None of those lawmakers would speak to us about this issue. We wanted to ask them if they felt that with the current economic crisis whether the per diems are an area that should be cut back.
We wanted to ask that of Rep. John Binienda from the Worcester area. He received more than $8000 last year. But after 11 days of phone calls and e-mails to his staff, we were told he didn’t have time to talk to us.
One lawmaker who would speak on camera is Rep. Brad Jones, the Minority Leader from North Reading who received about $3200 in per diems last year. He said he favors keeping the per diem system, but looking more broadly.
“I would prefer to keep it if the idea is that that’s the only issue that’s going to be on the table. I think there are a lot of things we can and should do. I’m not sure eliminating the per diem is one of them,” says Jones.
He’s also concerned that without adequate compensation only the well to do would be able to run for office.
“I think it’s fair to say that everything should be on the table, but I also sincerely believe if you create a dynamic that the only people who can serve here are people who are independently wealthy, I think you’re going to have much more of a disconnect than there already is between people in the legislature and people they seek to represent,” he says.
Rep. Jones points out that he, and some of his colleagues have also given up a recent pay raise. In his case, Jones has donated it to charity.

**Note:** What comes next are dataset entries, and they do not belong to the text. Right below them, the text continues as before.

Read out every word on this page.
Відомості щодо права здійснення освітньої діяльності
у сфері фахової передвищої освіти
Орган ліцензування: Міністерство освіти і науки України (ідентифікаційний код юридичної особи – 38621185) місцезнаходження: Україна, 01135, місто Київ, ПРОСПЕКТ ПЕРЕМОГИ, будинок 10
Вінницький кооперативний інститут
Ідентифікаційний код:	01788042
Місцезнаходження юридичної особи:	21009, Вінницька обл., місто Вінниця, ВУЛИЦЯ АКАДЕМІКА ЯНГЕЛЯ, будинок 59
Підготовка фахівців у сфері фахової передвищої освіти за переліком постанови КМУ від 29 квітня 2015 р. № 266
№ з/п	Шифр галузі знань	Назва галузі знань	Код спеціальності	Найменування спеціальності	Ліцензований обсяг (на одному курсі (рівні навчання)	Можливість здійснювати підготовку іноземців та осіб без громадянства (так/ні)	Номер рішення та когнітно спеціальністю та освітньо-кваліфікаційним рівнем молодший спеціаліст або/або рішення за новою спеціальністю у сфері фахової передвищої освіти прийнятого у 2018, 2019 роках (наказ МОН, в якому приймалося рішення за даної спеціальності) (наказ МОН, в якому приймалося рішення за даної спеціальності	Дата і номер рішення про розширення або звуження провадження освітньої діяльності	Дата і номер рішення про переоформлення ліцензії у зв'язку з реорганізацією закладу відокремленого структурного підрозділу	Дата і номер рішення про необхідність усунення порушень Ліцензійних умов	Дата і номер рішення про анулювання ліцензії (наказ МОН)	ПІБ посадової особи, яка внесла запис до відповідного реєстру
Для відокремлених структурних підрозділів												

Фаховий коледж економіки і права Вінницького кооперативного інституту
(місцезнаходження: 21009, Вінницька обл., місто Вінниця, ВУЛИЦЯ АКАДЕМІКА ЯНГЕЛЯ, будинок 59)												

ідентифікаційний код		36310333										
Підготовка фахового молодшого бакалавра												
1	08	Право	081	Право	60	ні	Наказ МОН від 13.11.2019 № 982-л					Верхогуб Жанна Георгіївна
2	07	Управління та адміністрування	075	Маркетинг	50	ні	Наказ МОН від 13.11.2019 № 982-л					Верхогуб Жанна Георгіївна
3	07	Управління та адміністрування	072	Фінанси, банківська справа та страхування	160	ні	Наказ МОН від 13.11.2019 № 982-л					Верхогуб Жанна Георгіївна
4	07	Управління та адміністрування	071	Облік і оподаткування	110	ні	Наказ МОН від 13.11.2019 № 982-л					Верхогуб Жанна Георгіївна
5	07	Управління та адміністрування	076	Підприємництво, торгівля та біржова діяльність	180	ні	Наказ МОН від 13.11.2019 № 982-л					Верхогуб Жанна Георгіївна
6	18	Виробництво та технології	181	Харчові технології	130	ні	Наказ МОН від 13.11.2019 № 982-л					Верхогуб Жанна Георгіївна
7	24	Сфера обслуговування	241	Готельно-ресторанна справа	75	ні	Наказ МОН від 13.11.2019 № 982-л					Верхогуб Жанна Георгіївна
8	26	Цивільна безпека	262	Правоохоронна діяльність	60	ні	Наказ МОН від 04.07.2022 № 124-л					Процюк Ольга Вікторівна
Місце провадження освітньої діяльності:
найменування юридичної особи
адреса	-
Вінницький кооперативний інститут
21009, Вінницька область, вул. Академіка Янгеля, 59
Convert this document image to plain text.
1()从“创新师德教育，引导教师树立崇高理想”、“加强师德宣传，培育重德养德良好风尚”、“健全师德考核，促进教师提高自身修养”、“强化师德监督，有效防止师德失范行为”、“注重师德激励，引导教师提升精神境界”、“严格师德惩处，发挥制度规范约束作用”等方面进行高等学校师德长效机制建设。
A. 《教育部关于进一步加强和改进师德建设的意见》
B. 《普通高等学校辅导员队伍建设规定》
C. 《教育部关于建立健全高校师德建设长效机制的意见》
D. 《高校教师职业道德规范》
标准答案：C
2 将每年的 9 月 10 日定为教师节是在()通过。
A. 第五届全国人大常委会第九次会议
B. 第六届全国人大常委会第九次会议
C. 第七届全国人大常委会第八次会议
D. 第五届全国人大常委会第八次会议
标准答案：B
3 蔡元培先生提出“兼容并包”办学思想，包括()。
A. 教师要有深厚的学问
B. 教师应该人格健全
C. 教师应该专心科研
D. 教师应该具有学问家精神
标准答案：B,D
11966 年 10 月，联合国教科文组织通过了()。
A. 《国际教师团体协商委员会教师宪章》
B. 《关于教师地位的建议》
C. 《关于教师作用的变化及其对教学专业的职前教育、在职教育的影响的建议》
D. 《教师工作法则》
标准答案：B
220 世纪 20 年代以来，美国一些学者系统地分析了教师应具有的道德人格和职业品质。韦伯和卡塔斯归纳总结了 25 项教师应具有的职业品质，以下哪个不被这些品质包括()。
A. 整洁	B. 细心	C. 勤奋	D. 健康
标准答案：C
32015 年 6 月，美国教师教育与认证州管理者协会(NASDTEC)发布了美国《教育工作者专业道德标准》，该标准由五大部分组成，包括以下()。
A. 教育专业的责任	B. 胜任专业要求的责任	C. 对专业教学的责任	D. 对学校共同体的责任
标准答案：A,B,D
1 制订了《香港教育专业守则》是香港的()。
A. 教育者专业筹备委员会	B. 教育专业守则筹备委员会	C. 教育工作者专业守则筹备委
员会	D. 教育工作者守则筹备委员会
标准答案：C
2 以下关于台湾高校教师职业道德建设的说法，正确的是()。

However, Rep. Paul McMurtry, a Democrat from Dedham says the per diem should be looked at. “Personally if I had the option to remove it, I probably would remove it because of the state of the economy.”
We wanted to know what other political leaders think about the per diem and whether it’s time for a change.
We asked Gov. Patrick. At first he said, “I don’t know enough about it to be able to comment.”
But then he went on to comment, saying, “I think that all of us are having to look at all of the benefits that all of us get because the times demand it.”
Senate President Therese Murray, who does not accept per diems, told us, “You can look at everything. We’re going to have to look at everything.”
But as Speaker of the House Robert DeLeo controls much of the legislative agenda on Beacon Hill, he thinks per diems should stay.
“I feel that it’s an equitable form of leveling the playing field to make sure there’s no one, no matter what part of the state they’re from, who may feel financially disqualified from being a member of the legislature because of the distance they have to come,” he said.
We asked him why he doesn’t accept per diems.
“I’ve decided not to take it, that’s my own personal decision. And whatever anyone else does, it’s up to their own particular needs,” he responded.
Another area of concern is that the per diems are done on an honor system. The lawmaker has to attest that he or she was at the State House, but there’s no policing of that, so some people are concerned about the potential for abuse.
One thing has changed recently. The per diems used to be tax free, now they’re taxable, and apparently not going away.